AN ADVENT "CHRISTMAS CAROL" RETREAT - XI
Yesterday, we celebrated the birth of Jesus Christ. Today, less than a day later, we celebrate the feast of St. Stephen, a martyr, the Church’s first.
Moderns may find the one-day transition from the Nativity of the Lord to the feast of a martyr abrupt. It shouldn’t be.
Contrary to modern tastes, Jesus is a polarizing figure. Christ is not somebody one takes or leaves. He demands a decision, a decision that often pits the person against others: his society, his culture, his peers, his family. Only those nursing illusions downplay the significance of the war – including the culture war – in which faith in Christ Jesus engages us. St. Stephen would never have entertained such illusions.
The First Reading tells of his martyrdom. Stephen is one of seven deacons chosen by the Apostles to carry out a ministry of service. There were disputes over the just distribution of food between Jewish and Greek-speaking widows in the Jerusalem Church. The Apostles wanted to be fair, but their mission was preaching Jesus Christ, not running a food pantry. That doesn’t say the latter wasn’t an important job, only that it wasn’t the Apostles’.
To that reason, the Apostles pray and then lay hands on seven men to be the first deacons, who assume that task. At the same time, they do what they do out of witness to Jesus: witness not just of their actions but by their words.
It is the latter that snares Stephen.
Stephen’s eloquence confounds those who try to refute him. But then the first reading speaks of Stephen bearing witness to seeing the heavens opened and the coming of the Son of Man. He clearly alludes to Jesus. His listeners clearly hear him applying Daniel’s prophecy to Christ, a passage upon which I have previously commented. And they consider it blasphemy.
The penalty for blasphemy was stoninhg. They lead Stephen out and begin to stone him. Two important observations complete the reading. First, “a young man named Saul” – the future St. Paul – serves as cloak-check boy for Stephen’s murderers wanting less constricted wear. Second, St. Stephen repeats Jesus’s own words at His death, asking God to “receive my spirit.”
Being an accomplice in Stephen’s murder already tells us of the future St. Paul’s hatred towards Christianity: Stephen is a Jewish traitor abusing Scripture, especially an important prophetic vision, to promote Jesus. Paul’s persecution of Christianity is not found merely in his expedition to Damascus to kill Christians. It’s on display here.
Second, Stephen teaches us that the Christian’s model in death is Christ, committing one’s self to God.

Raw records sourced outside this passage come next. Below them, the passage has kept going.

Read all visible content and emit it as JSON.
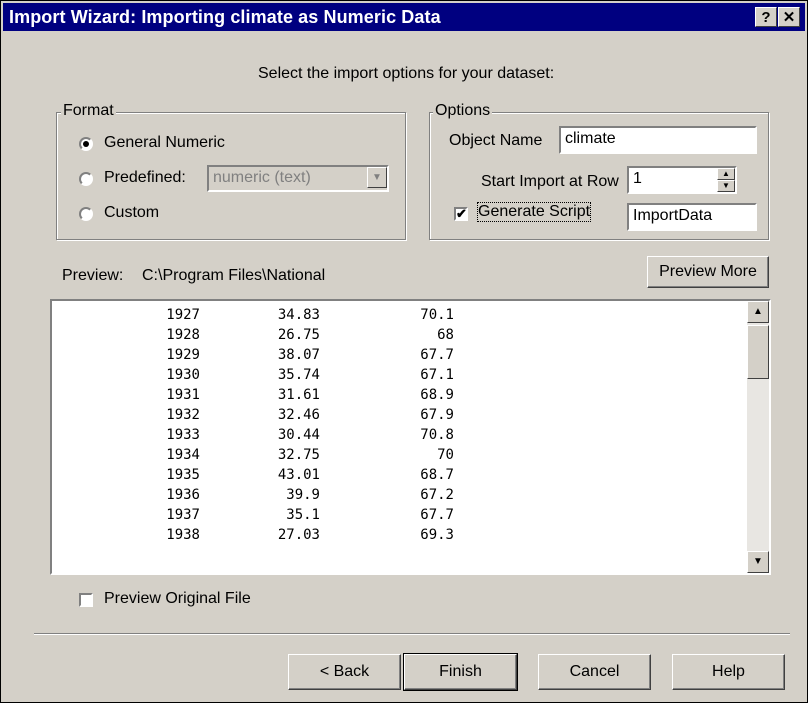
{
  "window": {
    "title": "Import Wizard: Importing climate as Numeric Data",
    "help_button": "?",
    "close_button": "✕"
  },
  "instructions": "Select the import options for your dataset:",
  "format": {
    "group_label": "Format",
    "options": [
      {
        "label": "General Numeric",
        "selected": true
      },
      {
        "label": "Predefined:",
        "selected": false
      },
      {
        "label": "Custom",
        "selected": false
      }
    ],
    "predefined_value": "numeric (text)"
  },
  "options": {
    "group_label": "Options",
    "object_name_label": "Object Name",
    "object_name_value": "climate",
    "start_row_label": "Start Import at Row",
    "start_row_value": "1",
    "generate_script_label": "Generate Script",
    "generate_script_checked": true,
    "script_name_value": "ImportData"
  },
  "preview": {
    "label": "Preview:",
    "path": "C:\\Program Files\\National",
    "more_button": "Preview More",
    "rows": [
      [
        "1927",
        "34.83",
        "70.1"
      ],
      [
        "1928",
        "26.75",
        "68"
      ],
      [
        "1929",
        "38.07",
        "67.7"
      ],
      [
        "1930",
        "35.74",
        "67.1"
      ],
      [
        "1931",
        "31.61",
        "68.9"
      ],
      [
        "1932",
        "32.46",
        "67.9"
      ],
      [
        "1933",
        "30.44",
        "70.8"
      ],
      [
        "1934",
        "32.75",
        "70"
      ],
      [
        "1935",
        "43.01",
        "68.7"
      ],
      [
        "1936",
        "39.9",
        "67.2"
      ],
      [
        "1937",
        "35.1",
        "67.7"
      ],
      [
        "1938",
        "27.03",
        "69.3"
      ]
    ],
    "original_file_label": "Preview Original File",
    "original_file_checked": false
  },
  "buttons": {
    "back": "< Back",
    "finish": "Finish",
    "cancel": "Cancel",
    "help": "Help"
  },
  "icons": {
    "radio_selected": "radio-dot",
    "checkmark": "✔",
    "dropdown": "▼",
    "spin_up": "▲",
    "spin_down": "▼",
    "scroll_up": "▲",
    "scroll_down": "▼"
  }
}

Today’s reading cites Stephen praying that God receive his spirit. It leaves out the prayer Stephen makes about his persecutors, a prayer similar to Jesus’s: “Lord, do not hold this sin against them.” The responsorial psalm reinforces the theme of dying in trust of God.
The Gospel reiterates the same point: Christianity is divisive and Christians should expect persecution. Christians neither suffer nor die alone: they die in Christ. Their witness is not their own eloquence but the work of the Spirit.
In the various Gospels the confession of faith at Caesarea Philippi is the turning point. Jesus first asks His Apostles what others say about whom He is. After they report a survey of the results, He follows up: “And you, who do you say I am?” That is not just a survey. That is an existential question that demands taking a stand, committing one’s self, putting one’s self on the line. And history has repeatedly proven – within a few years of Jesus’s own Death and Resurrection and one day liturgically – that those commitments will also cost those who make them. It was already true even before Jesus’s Death and Resurrection: bearing witness to the truth of God also made John the Baptist, Jesus’s own precursor and herald, a martyr.
Professing the Baby born in Bethlehem is not child’s play. It is deadly serious business, whether in the Jerusalem Temple or a family home in America, in the streets of Jerusalem or the American workplace. Today’s feast makes that clear.